29 Eylül 2013 Pazar

AHİ AHLAKI


27.09.2013 Milliyet-Ankara Gazetesi



Sadece bizim değil, bütün dünyanın ihtiyacı olan bir ahlaktır. Esnaf ahlakı, düzenin ya da yozlaşmanın ateşleyicisidir. Varsa toplumda düzen olur, yoksa vicdanı emanete bırakır herkes; altta kalanın canı çıkar. Oysa Ahilikte ve geleneğimizde, önce vicdanı kendisine gözcü koyar esnaf. Düşünce bizim, birlik bizim. Bu ahlaka sahip çıkmak da yine memleket olarak bize, hem düşüncenin en iyi uygulandığı yer hem ülkenin başkenti olarak da Ankara’ya düşer.



Ahilik mırıldanması

Oysa Ahilik Haftası kutlanıyor ama Ankara, bu konuda da en sessizlerinden bir çıktı ülkenin.
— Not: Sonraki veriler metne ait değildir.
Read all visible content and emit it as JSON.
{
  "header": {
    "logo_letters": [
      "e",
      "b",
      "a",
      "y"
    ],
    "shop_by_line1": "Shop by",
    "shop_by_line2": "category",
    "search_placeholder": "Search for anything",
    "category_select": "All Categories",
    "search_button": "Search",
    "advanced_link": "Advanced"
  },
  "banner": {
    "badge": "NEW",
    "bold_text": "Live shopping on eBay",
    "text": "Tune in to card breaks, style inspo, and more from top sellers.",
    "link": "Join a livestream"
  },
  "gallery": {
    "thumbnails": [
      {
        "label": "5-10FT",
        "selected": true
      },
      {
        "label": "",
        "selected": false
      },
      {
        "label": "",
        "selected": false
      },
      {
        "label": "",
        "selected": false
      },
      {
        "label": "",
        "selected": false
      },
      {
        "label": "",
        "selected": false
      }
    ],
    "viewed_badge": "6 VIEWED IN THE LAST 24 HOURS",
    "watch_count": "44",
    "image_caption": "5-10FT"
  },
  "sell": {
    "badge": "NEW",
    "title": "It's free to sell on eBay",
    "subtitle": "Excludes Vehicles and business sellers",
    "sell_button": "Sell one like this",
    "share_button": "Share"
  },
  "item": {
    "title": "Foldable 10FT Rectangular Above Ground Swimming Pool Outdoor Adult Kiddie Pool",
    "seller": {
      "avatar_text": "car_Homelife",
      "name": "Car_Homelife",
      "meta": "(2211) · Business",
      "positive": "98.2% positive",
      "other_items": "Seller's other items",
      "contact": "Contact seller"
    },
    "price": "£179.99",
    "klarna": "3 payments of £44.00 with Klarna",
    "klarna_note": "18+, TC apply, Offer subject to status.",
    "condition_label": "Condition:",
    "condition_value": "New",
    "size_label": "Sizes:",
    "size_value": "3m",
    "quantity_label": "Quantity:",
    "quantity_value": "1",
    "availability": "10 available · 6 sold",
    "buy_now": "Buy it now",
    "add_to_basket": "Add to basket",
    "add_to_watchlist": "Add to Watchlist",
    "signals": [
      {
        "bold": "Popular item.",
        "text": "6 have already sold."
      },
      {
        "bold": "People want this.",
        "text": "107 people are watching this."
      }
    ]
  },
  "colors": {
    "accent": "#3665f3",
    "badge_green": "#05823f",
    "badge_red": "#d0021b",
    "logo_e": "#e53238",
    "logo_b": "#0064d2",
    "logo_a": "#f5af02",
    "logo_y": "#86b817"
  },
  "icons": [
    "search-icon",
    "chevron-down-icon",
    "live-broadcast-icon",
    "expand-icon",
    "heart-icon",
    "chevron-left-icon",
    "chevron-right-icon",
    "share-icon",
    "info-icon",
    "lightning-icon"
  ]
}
Yozlaşmanın dibe vurduğu İstanbul’da bile gazetelere, televizyonlara haber olacak kutlamalar, yürüyüşler yapıldı, bir Ahi Cumhuriyeti kurmuş geçmişiyle Ankara, yine mırıldanıyor kendi kendine. Mezarlıkları, türbeleri, adı ‘Ahi’ ile başlayan yüzlerce ileri geleniyle dolu kentin. Eski Ankara’nın birçok cami ve mescidinin adı ‘Ahi’ ile başlıyor. Hala eşraftan esnafın çoğu, sessizce bu ahlakın terbiyesine uygun ticaret ve komşuluk yapıyor. Bayrağı alıp, öne çıkacağına Ankara, mırıldanıyor.



30 yıl öncesine gelebildi

Ahilik, 1200’lerden 1900’lere kadar yaklaşık 700 yıl sürmüş, esnaf ve sanatkar birliklerinin örgütlenme ve iş yapma biçimidir. İmparatorluk topraklarında, köylere kadar yayılacak bir örgütlenmeyi başarmıştır. Ülkenin bir köyünde bile kazık atsanız, kalanında da bitermiş ticaret hayatınız. Uyanık yabancı tüccarlardan, geldiği gibi gidenler çok olmuş. 700 yıl dedik ama aslında şu Ankara Kalesi’nde, Atpazarı’nda, Samanpazarı’nda, daha 30 yıl öncesine kadar, adına “Ahilik” demeden sürüyormuş gelenek; “Ben siftahımı yaptım, buyurun komşum da aynısını satıyor, o siftah etsin” diyormuş esnaf. Arada derede birkaç tane kalmış bu kumaştan esnaf, bazen denk geliyorum şansına. Alışveriş yapmasam “Merhaba” demeye, hal hatır sormaya uğruyorum.



Önce usta olacaksınız

Ahilikte esnaf olmak için önce usta olacaksınız. Usta olmak için önce yamak, sonra çırak ondan sonra da kalfa olacaksınız. Ustanız, kendi ayakları üzerinde durana hatta kendi dükkanınızı açana kadar desteğiniz, koruyucunuz olur. Ustalığı, ustaların sınavından geçerek, o işin bütün ustalarının huzurunda alacaksınız. Dayanışma ve yardımlaşma zincirinde, bir halka olmuşsunuzdur artık; ne sizin ne ailenizin ne de toplumun sırtı yere gelir bundan sonra.



Ülkedeki tek örnek Ankara

Selçuklu İmparatorluğu’nun yıkılışı ile hemen kurulamamıştır Osmanlı İmparatorluğu. 40-50 yıl bir sendeleme yaşamış, ülke yönetiminde boşluklar olmuştur. İşte kimine göre 40-50, kimine göre 10 yıl süren Ahi Cumhuriyeti, bu dönemde kurulmuştur Ankara’da. Bu dayanışma ve yardımlaşma ayakta tutmuş, kendi kendini yönetmiştir Ankara. Aslında iş ve çalışma ahlakını düzenlemek üzere kurulmuş ama toplumu ayakta tutacak bir yapıya dönüşmüştür Ahilik. Yani ahlaklı esnaf, dürüstlüğü, cömertliği, görgüsü, cesareti ve konukseverliğiyle Ankara’yı korumuş, halkı bir arada tutmuştur. Birlik, aynı Türkiye Cumhuriyeti’nin kuruluşunda olduğu gibi, kurtlar sofrasında parçalanmaktan korumuştur milleti.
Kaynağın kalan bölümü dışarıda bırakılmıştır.